The health ministry said on Thursday it had dispatched a team of 12 experts to the area to try to trace new contacts of the disease, identify the epicenter and all affected villages and provide resources.

The epidemic so far appears to be centered around the village of Ikoko Impenge, near the town of Bikoro, where local health officials had reported 21 patients showing signs of hemorrhagic fever, of whom all but four of whom had died.

"This advance team brought the first batches of equipment, mostly containing rapid diagnostic tests for the Ebola virus and laser thermometers," the health ministry statement said.
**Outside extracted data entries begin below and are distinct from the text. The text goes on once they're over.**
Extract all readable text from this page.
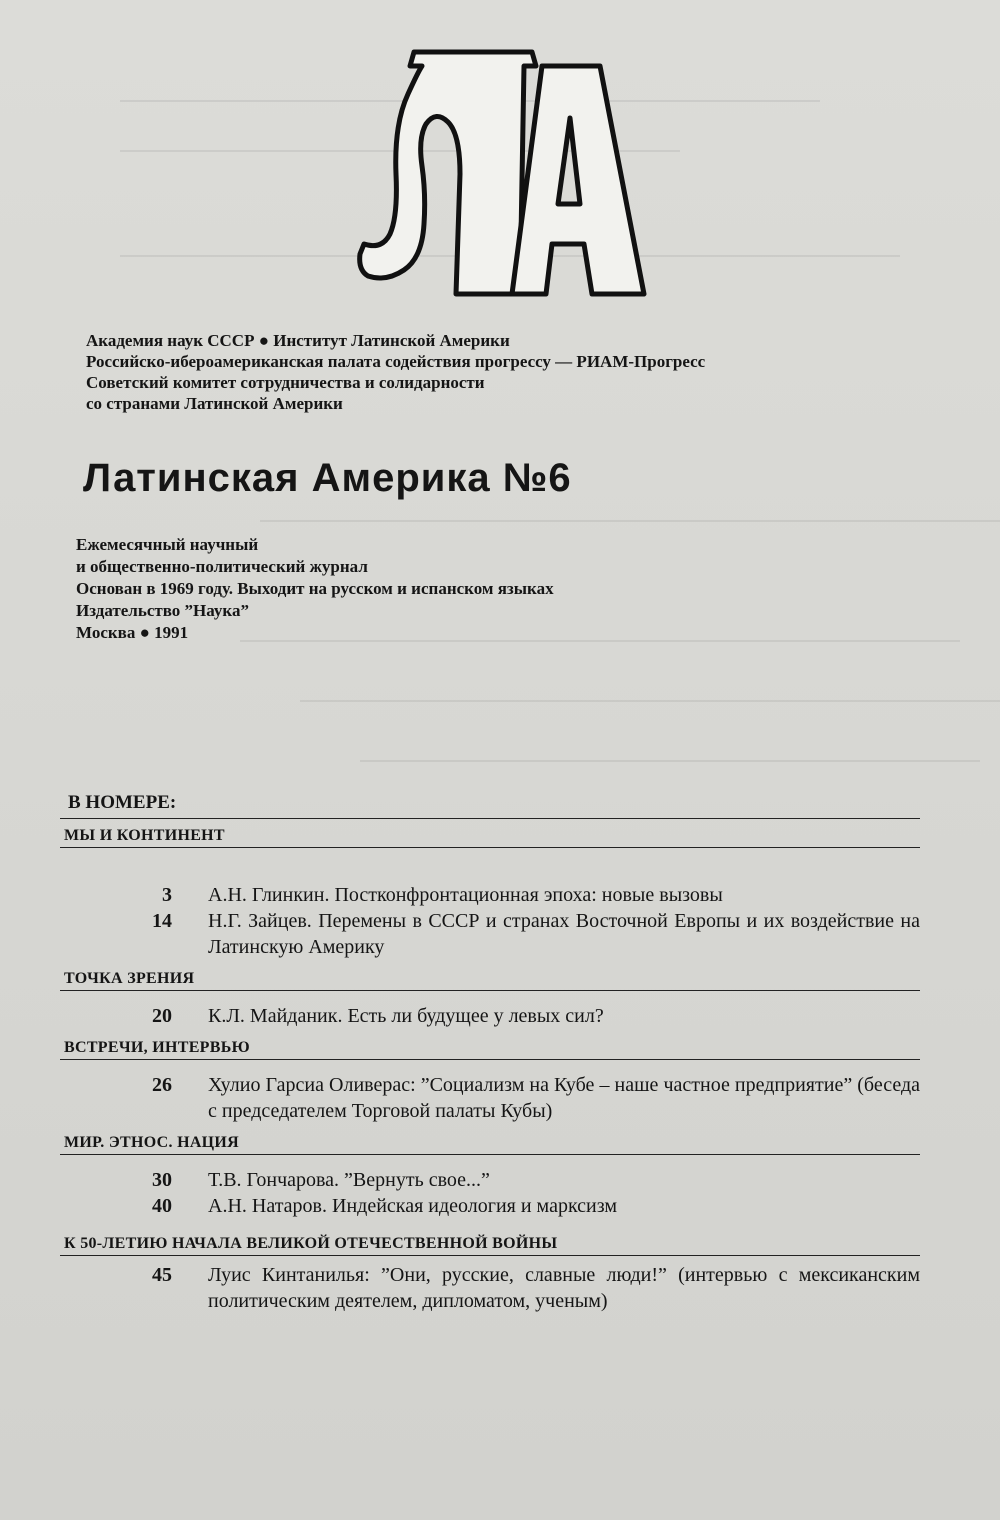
Академия наук СССР ● Институт Латинской Америки
Российско-ибероамериканская палата содействия прогрессу — РИАМ-Прогресс
Советский комитет сотрудничества и солидарности
со странами Латинской Америки
Латинская Америка №6
Ежемесячный научный
и общественно-политический журнал
Основан в 1969 году. Выходит на русском и испанском языках
Издательство ”Наука”
Москва ● 1991
В НОМЕРЕ:
МЫ И КОНТИНЕНТ
3	А.Н. Глинкин. Постконфронтационная эпоха: новые вызовы
14	Н.Г. Зайцев. Перемены в СССР и странах Восточной Европы и их воздействие на Латинскую Америку
ТОЧКА ЗРЕНИЯ
20	К.Л. Майданик. Есть ли будущее у левых сил?
ВСТРЕЧИ, ИНТЕРВЬЮ
26	Хулио Гарсиа Оливерас: ”Социализм на Кубе – наше частное предприятие” (беседа с председателем Торговой палаты Кубы)
МИР. ЭТНОС. НАЦИЯ
30	Т.В. Гончарова. ”Вернуть свое...”
40	А.Н. Натаров. Индейская идеология и марксизм
К 50-ЛЕТИЮ НАЧАЛА ВЕЛИКОЙ ОТЕЧЕСТВЕННОЙ ВОЙНЫ
45	Луис Кинтанилья: ”Они, русские, славные люди!” (интервью с мексиканским политическим деятелем, дипломатом, ученым)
It added that they had already arrived in the regional capital Mbandaka, about 150 km away from the affected area.

Ebola is best known and most feared for the internal and external bleeding it can cause in its victims, owing to damage done to blood vessels. Victims often die of shock but symptoms can be vague, including fever, muscle pain, diarrhea and nausea.

The worst Ebola epidemic in history ended in West Africa just two years ago after killing more than 11,300 people and infecting 28,600 in Liberia, Guinea and Sierra Leone.

A woman looks for discarded bottles and scrap metal in a dump in Freetown, Sierra Leone,  March 28, 2018. (Photo by AFP)

Congo's long experience of the disease and its vast, remote geography mean outbreaks are often localized and relatively easy to isolate and snuff out.

But Ikoko Impenge and Bikoro lie not far from the banks of the Congo River, an essential waterway for transport and commerce, downstream of which lie both Kinshasa and Brazzaville, capital of neighboring Congo Republic. Between them, the two cities have a population of more than 12 million.